Des études sur les grands singes montrent de manière quasi indéniable que certains primates ont une conscience de la perte, de la mort de l’un des leurs. Les observations les plus déconcertantes viennent des chimpanzés. A Bossou, en République de Guinée, une épidémie a décimé une partie de la colonie entre 2003 et 2004. Plusieurs semaines durant, les femelles ont continué à porter leur jeune décédé dont le corps s’était même, dans certain cas, momifié. Lorsqu’un chimpanzé adulte meurt, les autres se rassemblent autour de la dépouille, le touchent et l’observent. Jane Goodall raconte comment, en Tanzanie, en 1972, un singe âgé de 8 ans, Flint, s’est allongé près de la dépouille de sa mère en vocalisant et en la touchant inlassablement. Il cessa alors de s’alimenter. Quelques semaines plus tard, Flint fut retrouvé mort : il semblerait qu’il se soit laissé mourir.
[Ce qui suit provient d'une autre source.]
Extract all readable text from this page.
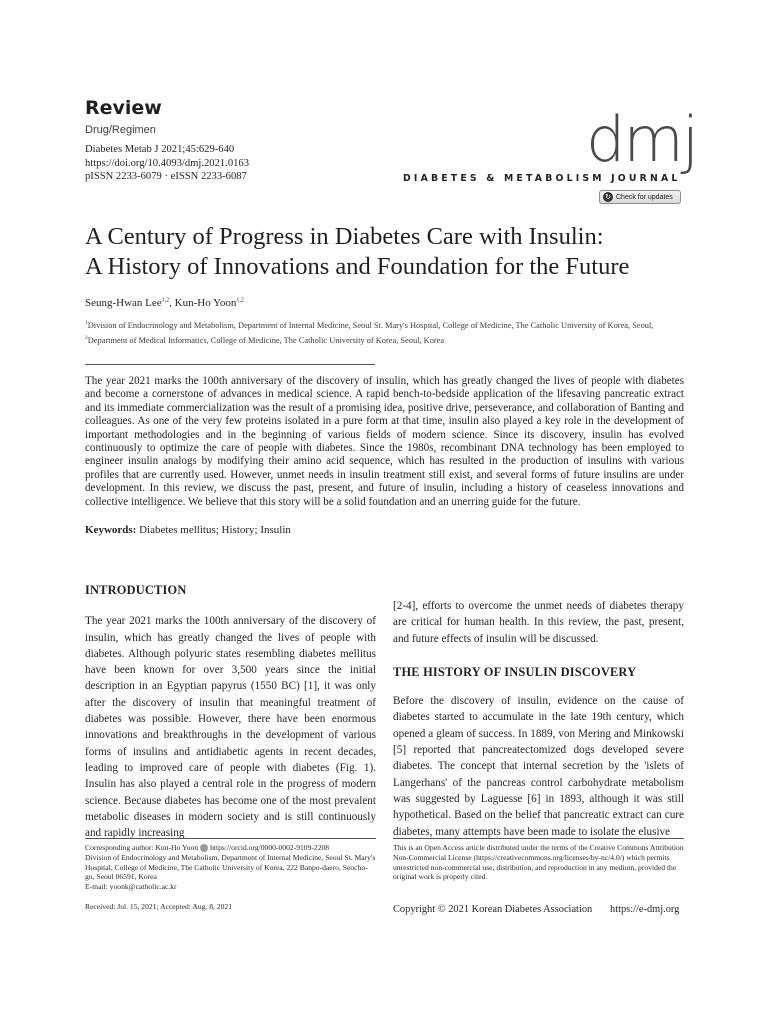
Review
Drug/Regimen
Diabetes Metab J 2021;45:629-640
https://doi.org/10.4093/dmj.2021.0163
pISSN 2233-6079 · eISSN 2233-6087
dmj
DIABETES & METABOLISM JOURNAL
↻ Check for updates
A Century of Progress in Diabetes Care with Insulin:
A History of Innovations and Foundation for the Future
Seung-Hwan Lee$^{1,2}$, Kun-Ho Yoon$^{1,2}$

$^1$Division of Endocrinology and Metabolism, Department of Internal Medicine, Seoul St. Mary's Hospital, College of Medicine, The Catholic University of Korea, Seoul,

$^2$Department of Medical Informatics, College of Medicine, The Catholic University of Korea, Seoul, Korea

The year 2021 marks the 100th anniversary of the discovery of insulin, which has greatly changed the lives of people with diabetes and become a cornerstone of advances in medical science. A rapid bench-to-bedside application of the lifesaving pancreatic extract and its immediate commercialization was the result of a promising idea, positive drive, perseverance, and collaboration of Banting and colleagues. As one of the very few proteins isolated in a pure form at that time, insulin also played a key role in the development of important methodologies and in the beginning of various fields of modern science. Since its discovery, insulin has evolved continuously to optimize the care of people with diabetes. Since the 1980s, recombinant DNA technology has been employed to engineer insulin analogs by modifying their amino acid sequence, which has resulted in the production of insulins with various profiles that are currently used. However, unmet needs in insulin treatment still exist, and several forms of future insulins are under development. In this review, we discuss the past, present, and future of insulin, including a history of ceaseless innovations and collective intelligence. We believe that this story will be a solid foundation and an unerring guide for the future.

Keywords: Diabetes mellitus; History; Insulin
INTRODUCTION

The year 2021 marks the 100th anniversary of the discovery of insulin, which has greatly changed the lives of people with diabetes. Although polyuric states resembling diabetes mellitus have been known for over 3,500 years since the initial description in an Egyptian papyrus (1550 BC) [1], it was only after the discovery of insulin that meaningful treatment of diabetes was possible. However, there have been enormous innovations and breakthroughs in the development of various forms of insulins and antidiabetic agents in recent decades, leading to improved care of people with diabetes (Fig. 1). Insulin has also played a central role in the progress of modern science. Because diabetes has become one of the most prevalent metabolic diseases in modern society and is still continuously and rapidly increasing

[2-4], efforts to overcome the unmet needs of diabetes therapy are critical for human health. In this review, the past, present, and future effects of insulin will be discussed.

THE HISTORY OF INSULIN DISCOVERY

Before the discovery of insulin, evidence on the cause of diabetes started to accumulate in the late 19th century, which opened a gleam of success. In 1889, von Mering and Minkowski [5] reported that pancreatectomized dogs developed severe diabetes. The concept that internal secretion by the 'islets of Langerhans' of the pancreas control carbohydrate metabolism was suggested by Laguesse [6] in 1893, although it was still hypothetical. Based on the belief that pancreatic extract can cure diabetes, many attempts have been made to isolate the elusive

Corresponding author: Kun-Ho Yoon https://orcid.org/0000-0002-9109-2208
Division of Endocrinology and Metabolism, Department of Internal Medicine, Seoul St. Mary's Hospital, College of Medicine, The Catholic University of Korea, 222 Banpo-daero, Seocho-gu, Seoul 06591, Korea
E-mail: yoonk@catholic.ac.kr
Received: Jul. 15, 2021; Accepted: Aug. 8, 2021
This is an Open Access article distributed under the terms of the Creative Commons Attribution Non-Commercial License (https://creativecommons.org/licenses/by-nc/4.0/) which permits unrestricted non-commercial use, distribution, and reproduction in any medium, provided the original work is properly cited.
Copyright © 2021 Korean Diabetes Association https://e-dmj.org
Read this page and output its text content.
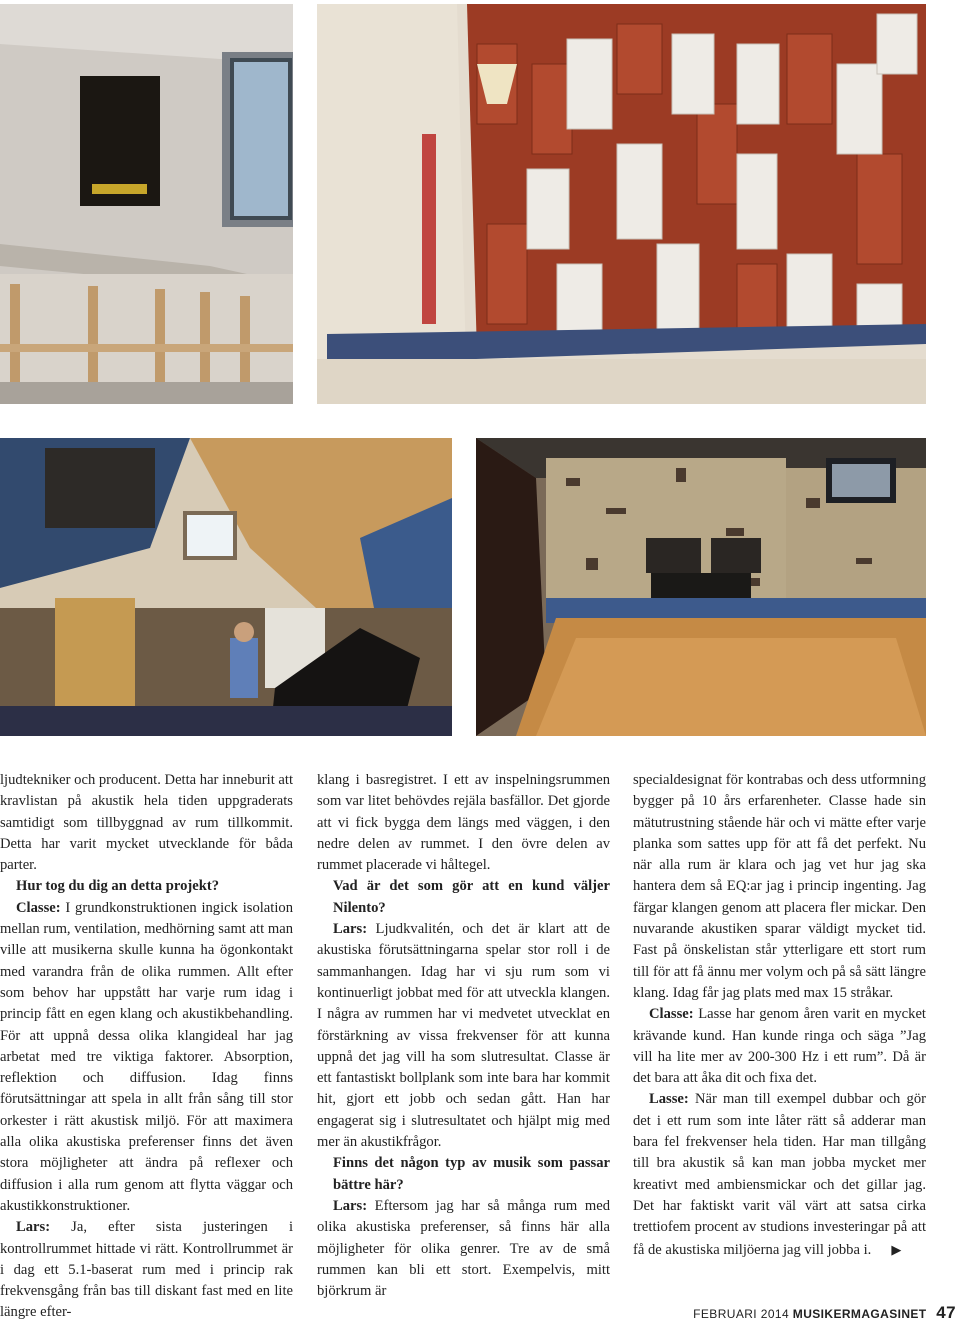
ljudtekniker och producent. Detta har inneburit att kravlistan på akustik hela tiden uppgraderats samtidigt som tillbyggnad av rum tillkommit. Detta har varit mycket utvecklande för båda parter.

Hur tog du dig an detta projekt?

Classe: I grundkonstruktionen ingick isolation mellan rum, ventilation, medhörning samt att man ville att musikerna skulle kunna ha ögonkontakt med varandra från de olika rummen. Allt efter som behov har uppstått har varje rum idag i princip fått en egen klang och akustikbehandling. För att uppnå dessa olika klangideal har jag arbetat med tre viktiga faktorer. Absorption, reflektion och diffusion. Idag finns förutsättningar att spela in allt från sång till stor orkester i rätt akustisk miljö. För att maximera alla olika akustiska preferenser finns det även stora möjligheter att ändra på reflexer och diffusion i alla rum genom att flytta väggar och akustikkonstruktioner.

Lars: Ja, efter sista justeringen i kontrollrummet hittade vi rätt. Kontrollrummet är i dag ett 5.1-baserat rum med i princip rak frekvensgång från bas till diskant fast med en lite längre efter-

klang i basregistret. I ett av inspelningsrummen som var litet behövdes rejäla basfällor. Det gjorde att vi fick bygga dem längs med väggen, i den nedre delen av rummet. I den övre delen av rummet placerade vi håltegel.

Vad är det som gör att en kund väljer Nilento?

Lars: Ljudkvalitén, och det är klart att de akustiska förutsättningarna spelar stor roll i de sammanhangen. Idag har vi sju rum som vi kontinuerligt jobbat med för att utveckla klangen. I några av rummen har vi medvetet utvecklat en förstärkning av vissa frekvenser för att kunna uppnå det jag vill ha som slutresultat. Classe är ett fantastiskt bollplank som inte bara har kommit hit, gjort ett jobb och sedan gått. Han har engagerat sig i slutresultatet och hjälpt mig med mer än akustikfrågor.

Finns det någon typ av musik som passar bättre här?

Lars: Eftersom jag har så många rum med olika akustiska preferenser, så finns här alla möjligheter för olika genrer. Tre av de små rummen kan bli ett stort. Exempelvis, mitt björkrum är

specialdesignat för kontrabas och dess utformning bygger på 10 års erfarenheter. Classe hade sin mätutrustning stående här och vi mätte efter varje planka som sattes upp för att få det perfekt. Nu när alla rum är klara och jag vet hur jag ska hantera dem så EQ:ar jag i princip ingenting. Jag färgar klangen genom att placera fler mickar. Den nuvarande akustiken sparar väldigt mycket tid. Fast på önskelistan står ytterligare ett stort rum till för att få ännu mer volym och på så sätt längre klang. Idag får jag plats med max 15 stråkar.

Classe: Lasse har genom åren varit en mycket krävande kund. Han kunde ringa och säga ”Jag vill ha lite mer av 200-300 Hz i ett rum”. Då är det bara att åka dit och fixa det.

Lasse: När man till exempel dubbar och gör det i ett rum som inte låter rätt så adderar man bara fel frekvenser hela tiden. Har man tillgång till bra akustik så kan man jobba mycket mer kreativt med ambiensmickar och det gillar jag. Det har faktiskt varit väl värt att satsa cirka trettiofem procent av studions investeringar på att få de akustiska miljöerna jag vill jobba i. ▶

FEBRUARI 2014 MUSIKERMAGASINET 47
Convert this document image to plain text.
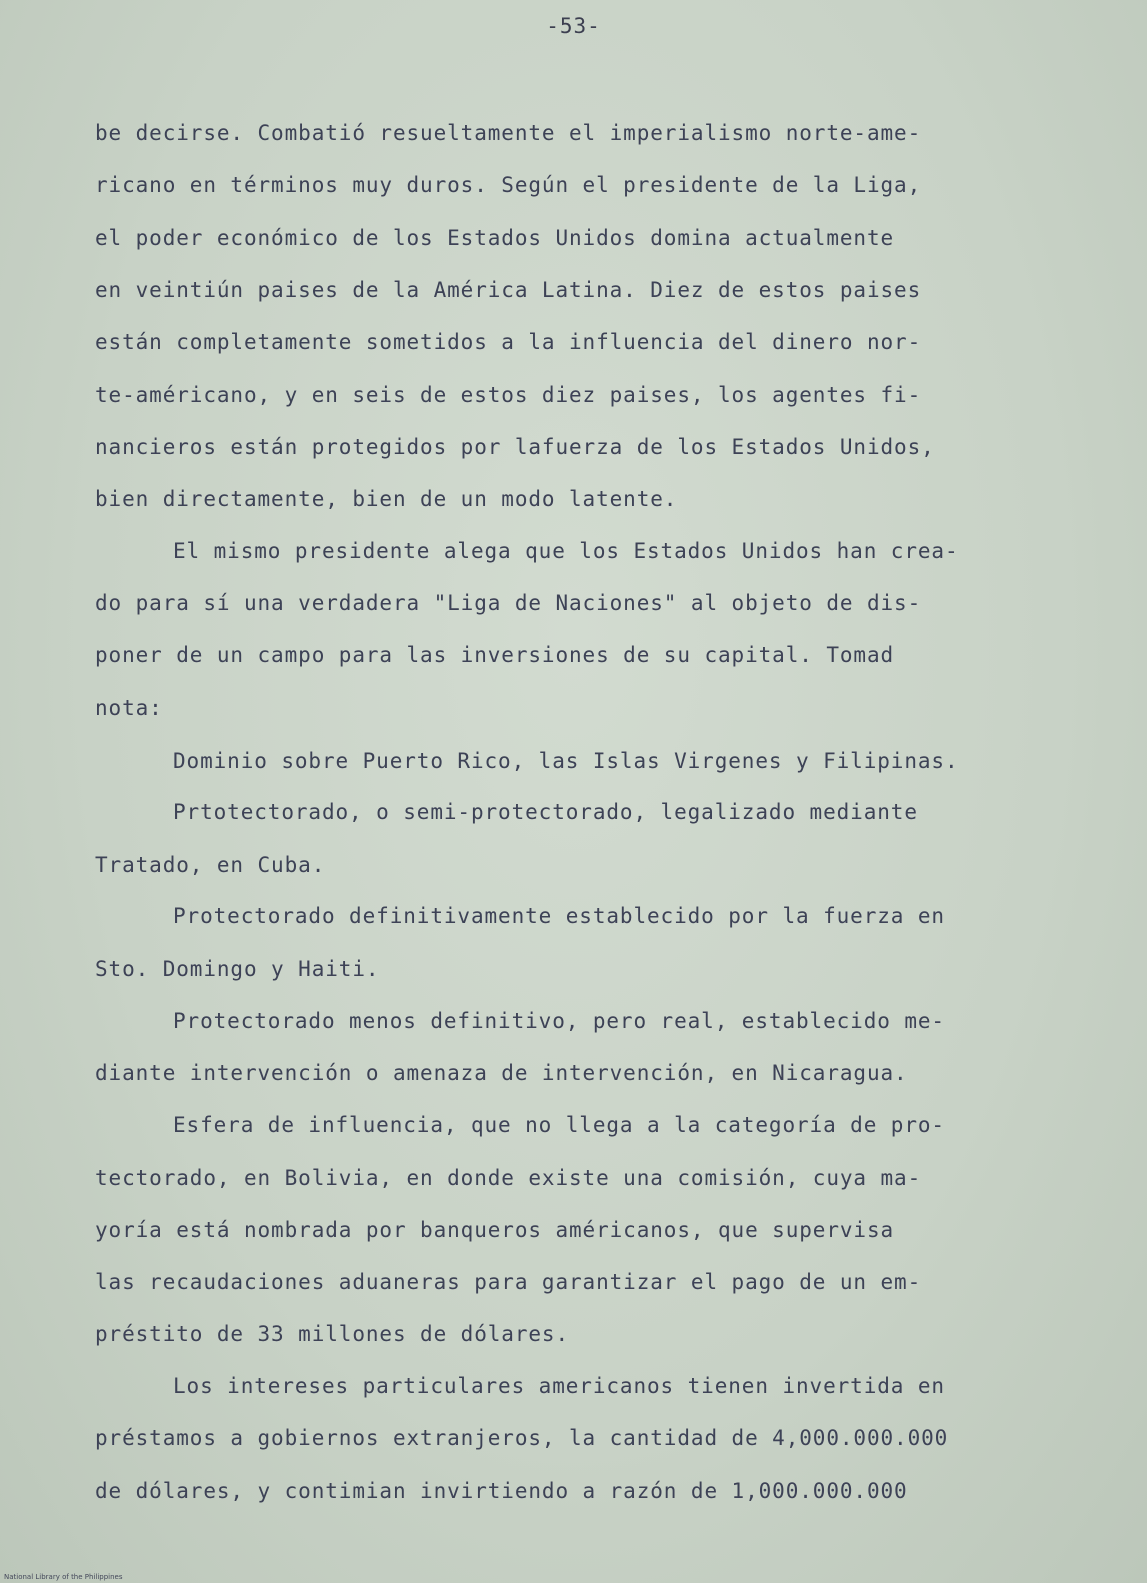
-53-
be decirse. Combatió resueltamente el imperialismo norte-ame-
ricano en términos muy duros. Según el presidente de la Liga,
el poder económico de los Estados Unidos domina actualmente
en veintiún paises de la América Latina. Diez de estos paises
están completamente sometidos a la influencia del dinero nor-
te-américano, y en seis de estos diez paises, los agentes fi-
nancieros están protegidos por lafuerza de los Estados Unidos,
bien directamente, bien de un modo latente.
El mismo presidente alega que los Estados Unidos han crea-
do para sí una verdadera "Liga de Naciones" al objeto de dis-
poner de un campo para las inversiones de su capital. Tomad
nota:
Dominio sobre Puerto Rico, las Islas Virgenes y Filipinas.
Prtotectorado, o semi-protectorado, legalizado mediante
Tratado, en Cuba.
Protectorado definitivamente establecido por la fuerza en
Sto. Domingo y Haiti.
Protectorado menos definitivo, pero real, establecido me-
diante intervención o amenaza de intervención, en Nicaragua.
Esfera de influencia, que no llega a la categoría de pro-
tectorado, en Bolivia, en donde existe una comisión, cuya ma-
yoría está nombrada por banqueros américanos, que supervisa
las recaudaciones aduaneras para garantizar el pago de un em-
préstito de 33 millones de dólares.
Los intereses particulares americanos tienen invertida en
préstamos a gobiernos extranjeros, la cantidad de 4,000.000.000
de dólares, y contimian invirtiendo a razón de 1,000.000.000
National Library of the Philippines
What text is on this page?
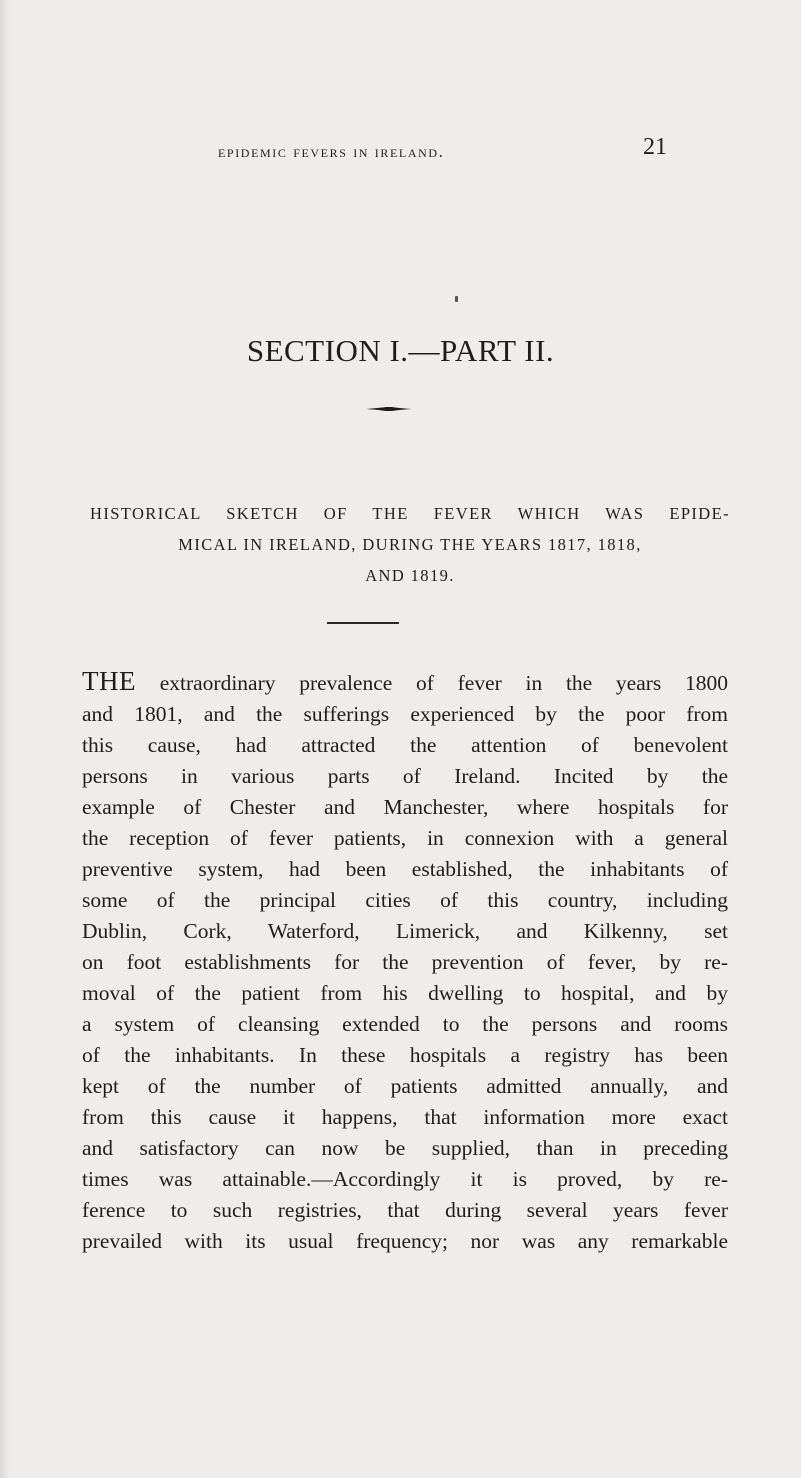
epidemic fevers in ireland.	21
SECTION I.—PART II.
HISTORICAL SKETCH OF THE FEVER WHICH WAS EPIDE-
MICAL IN IRELAND, DURING THE YEARS 1817, 1818,
AND 1819.
THE extraordinary prevalence of fever in the years 1800
and 1801, and the sufferings experienced by the poor from
this cause, had attracted the attention of benevolent
persons in various parts of Ireland. Incited by the
example of Chester and Manchester, where hospitals for
the reception of fever patients, in connexion with a general
preventive system, had been established, the inhabitants of
some of the principal cities of this country, including
Dublin, Cork, Waterford, Limerick, and Kilkenny, set
on foot establishments for the prevention of fever, by re-
moval of the patient from his dwelling to hospital, and by
a system of cleansing extended to the persons and rooms
of the inhabitants. In these hospitals a registry has been
kept of the number of patients admitted annually, and
from this cause it happens, that information more exact
and satisfactory can now be supplied, than in preceding
times was attainable.—Accordingly it is proved, by re-
ference to such registries, that during several years fever
prevailed with its usual frequency; nor was any remarkable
Des observations encore plus troublantes viennent des éléphants d’Afrique, étudiés notamment au Kenya par Cynthia Moss en 1976. A la mort de l’une des femelles du groupe, les autres éléphants sont restés longuement autour du cadavre, le touchant délicatement avec leur trompe et leurs pieds. Ils ont ensuite gratté la terre et en ont parsemé le cadavre à l’aide de leur trompe. Certains sont partis dans les buissons avoisinants afin de casser des branches qu’ils ont déposées sur la dépouille. A la nuit tombée, le corps de l’éléphante était recouvert de terre et de branchages. Tout le groupe est resté comme pour veiller la disparue. Ce n’est qu’à l’aube qu’il s’est éloigné. Etrangement, c’est la mère de la morte qui est partie en dernier.

Des cas similaires sont légion et, bien qu’on ne puisse pas parler de véritable enterrement, nous pouvons légitimement penser que la mort chez certaines espèces entraîne une ritualisation, similaire par divers aspects au cérémonial pratiqué par une grande partie de la population humaine.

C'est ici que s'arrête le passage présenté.